I received a review copy from Hispabooks Publishing via Edelweiss.
What would you do if the man sitting next to you on a plane flight died during landing? When this story begins, a young Dutch woman and an elderly Spanish man are sitting side by side on a plane flight from Barcelona to Holland. The kind and gentle man begins to tell the woman the story of his life and how he ended up on this plane to visit his eldest son. The Dutch woman nods off for a while and upon waking she discovers that the flight has landed and the nice Spanish gentleman has died.
My instinct in this situation would have been to immediately call for help and get the attention of the flight attendants and staff, but the unnamed female narrator acts very strangely and sits with the man until the plane has been completely emptied of passengers. Before she is discovered by the flight attendants, she takes a small wooden box that the man was holding and secretly puts it in her own bag. The box doesn’t seem to be anything of value but is a keepsake or a memento from the elderly man’s previous life.
The narrative is told in alternating voices between the Dutch woman, simply referred to as “Her,” and the elderly man also simply referred to as “Him.” Fabregas’s choice to not name her characters is part of an interesting pattern I have noticed in literature in translation, especially from European countries. Although both characters in this book have experienced loss and loneliness, the juxtaposition of the “him” versus “her” dialogue serves to highlight and bring to the forefront the profound differences between these two strangers.
The Spanish gentleman grew up in Extremadura with a large immediate family. He is in love with a woman named Mariana, but this beautiful woman whom he idolizes has chosen his brother Pedro over him. The narrator knows that he cannot stay in this town if he is to heal his wounds and make a life for himself. When the opportunity arises for him to move to Holland and work in a Philips lightbulb factory he enthusiastically embraces this fortuitous change in his life. As different obstacles are thrown in his way he always feels that his only choice is to move forward. His natural reaction to coping with tragedies and sorrows in life is to make connections with other human beings and this always pulls him out of his strenuous circumstances. When his future in-laws oppose his marriage, he reaches out to a local priest to intervene; when his beloved wife Willemien becomes sick, he reaches out to his neighbors for comfort and succor; when his wife dies and he is profoundly lonely he reaches out to old friends and his family for support.
The Dutch woman, by contrast, suffers some kind of traumatic experience in her life, the details of which are not fully revealed until later in the story. This event has had such a profound impact on her that she is stuck, she cannot move forward and is an empty shell going through the motions of her lonely life. She doesn’t have many friends and keeps her only family, a loving aunt and uncle, at a distance. Although she technically performs her job well in a government tax office, she is oftentimes scolded at work because she does not engage socially with her colleagues and is not viewed as a “team player.”

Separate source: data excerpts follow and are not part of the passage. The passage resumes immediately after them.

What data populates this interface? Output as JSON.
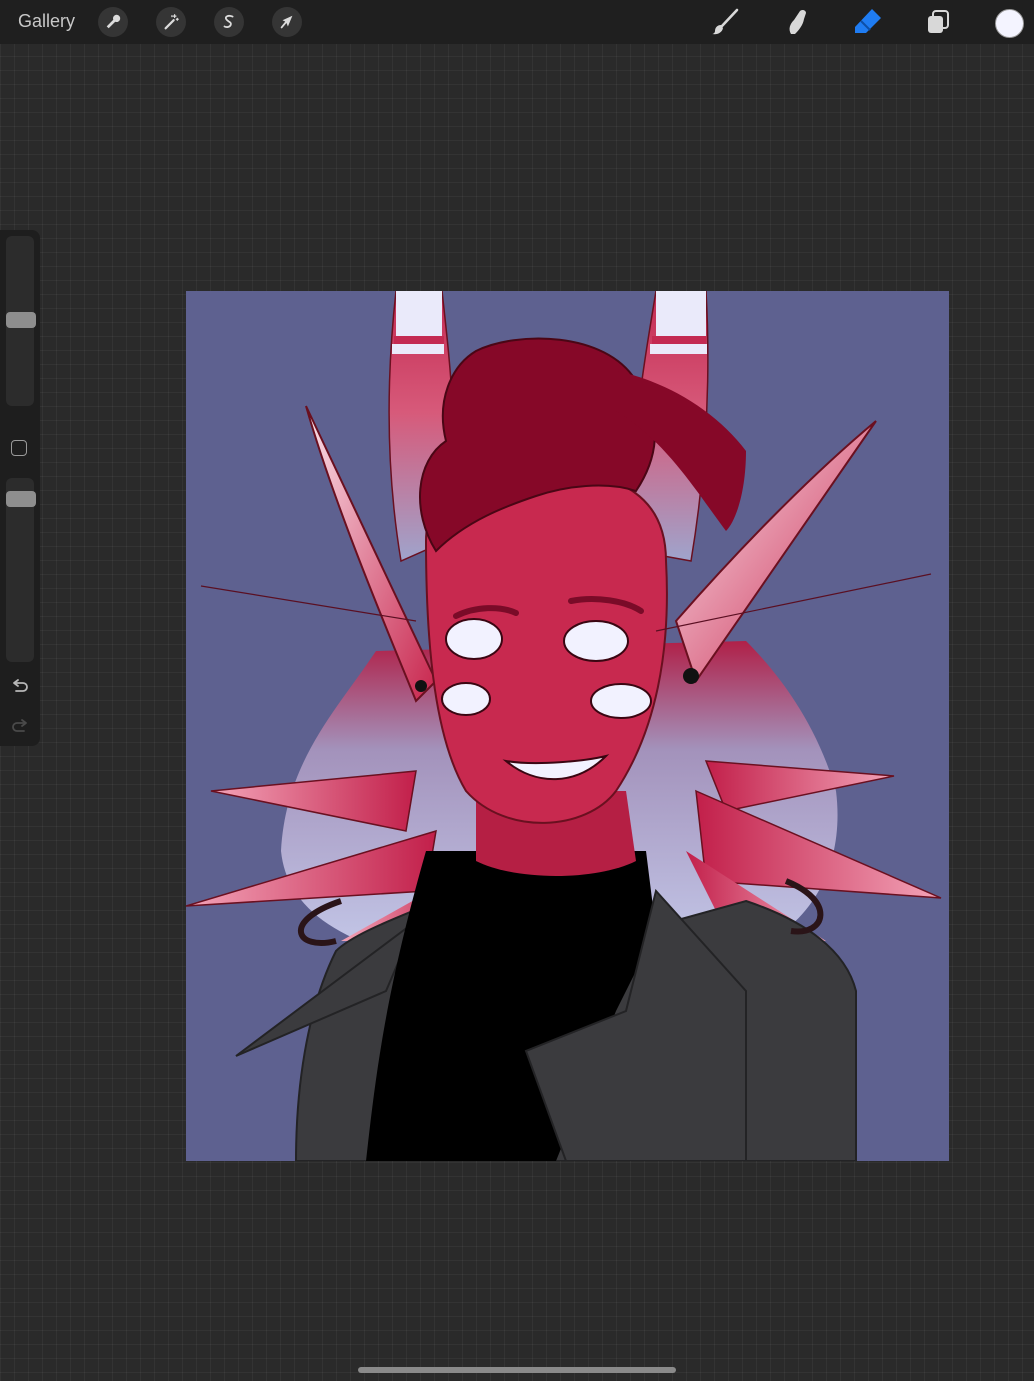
{
  "topbar": {
    "gallery_label": "Gallery",
    "left_tools": [
      {
        "icon": "wrench-icon"
      },
      {
        "icon": "magic-wand-icon"
      },
      {
        "icon": "selection-s-icon"
      },
      {
        "icon": "arrow-cursor-icon"
      }
    ],
    "right_tools": [
      {
        "icon": "brush-icon",
        "active": false
      },
      {
        "icon": "smudge-icon",
        "active": false
      },
      {
        "icon": "eraser-icon",
        "active": true
      },
      {
        "icon": "layers-icon",
        "active": false
      }
    ],
    "current_color": "#f4f4ff",
    "accent_color": "#1f7cf2"
  },
  "sidebar": {
    "brush_size_level": 0.5,
    "opacity_level": 0.95,
    "undo_icon": "undo-icon",
    "redo_icon": "redo-icon"
  },
  "canvas": {
    "background_color": "#5e6190"
  }
}
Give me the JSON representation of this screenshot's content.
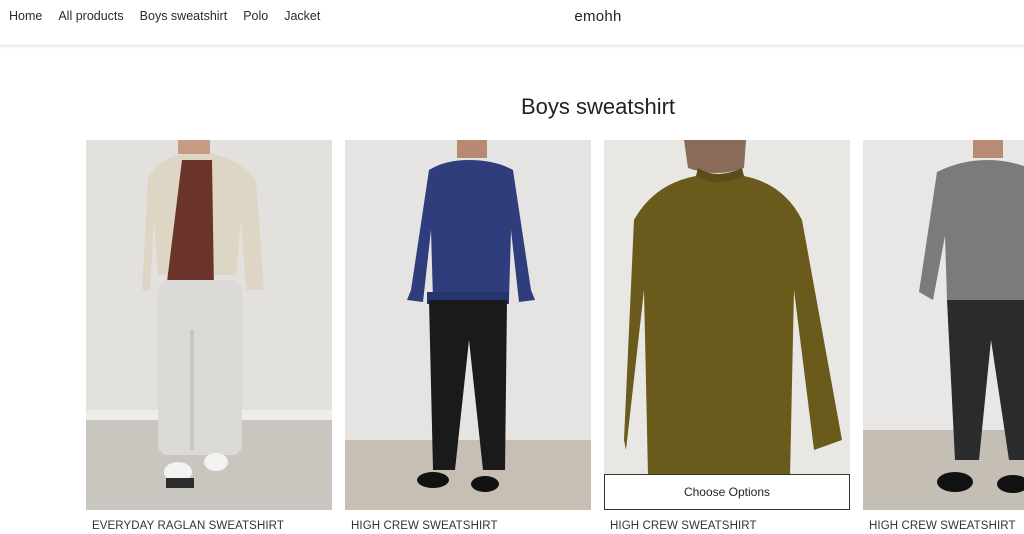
{
  "header": {
    "nav": [
      "Home",
      "All products",
      "Boys sweatshirt",
      "Polo",
      "Jacket"
    ],
    "brand": "emohh"
  },
  "collection": {
    "title": "Boys sweatshirt"
  },
  "products": [
    {
      "name": "EVERYDAY RAGLAN SWEATSHIRT",
      "image": "model-cream-jacket-image"
    },
    {
      "name": "HIGH CREW SWEATSHIRT",
      "image": "model-navy-sweatshirt-image"
    },
    {
      "name": "HIGH CREW SWEATSHIRT",
      "image": "model-olive-sweatshirt-image",
      "button": "Choose Options"
    },
    {
      "name": "HIGH CREW SWEATSHIRT",
      "image": "model-grey-sweatshirt-image"
    }
  ],
  "colors": {
    "navy": "#2f3d7c",
    "olive": "#6a5a1c",
    "grey": "#7b7b7d",
    "cream": "#e2dccd"
  }
}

The only activity that keeps this woman going is a list of names of one-hundred people that she is searching for and interviewing one-by-one. This list is somehow connected to the tragedy she suffered early in her life and she feels that someone on this list will give her the answers she needs. The author gives us the names of several people on the list but, by contrast, she never names the narrator herself. She still simply remains “Her” all the way through to the conclusion of the book. This literary device seems appropriate for this character since she has never been able to forge a fulfilling life for herself or make deeper emotional connections to any other person. But it seemed more unsettling to me that the unnamed male narrator was never given a first name. He was more jovial, outgoing and optimistic and it would have felt more natural for someone to have called him by his name at least once in the story. At the very end he is given a surname, but we still never find out what his closest friends and family called him.
Fàbregas has written an absorbing book that explores themes of identity, human connections, art and language. This is one of those books that perfectly lends itself to a deep and interesting discussion with other bibliophiles and is deserving of multiple reads. This book has also inspired me to think more about books with unnamed narrators and perhaps write a longer essay about this topic.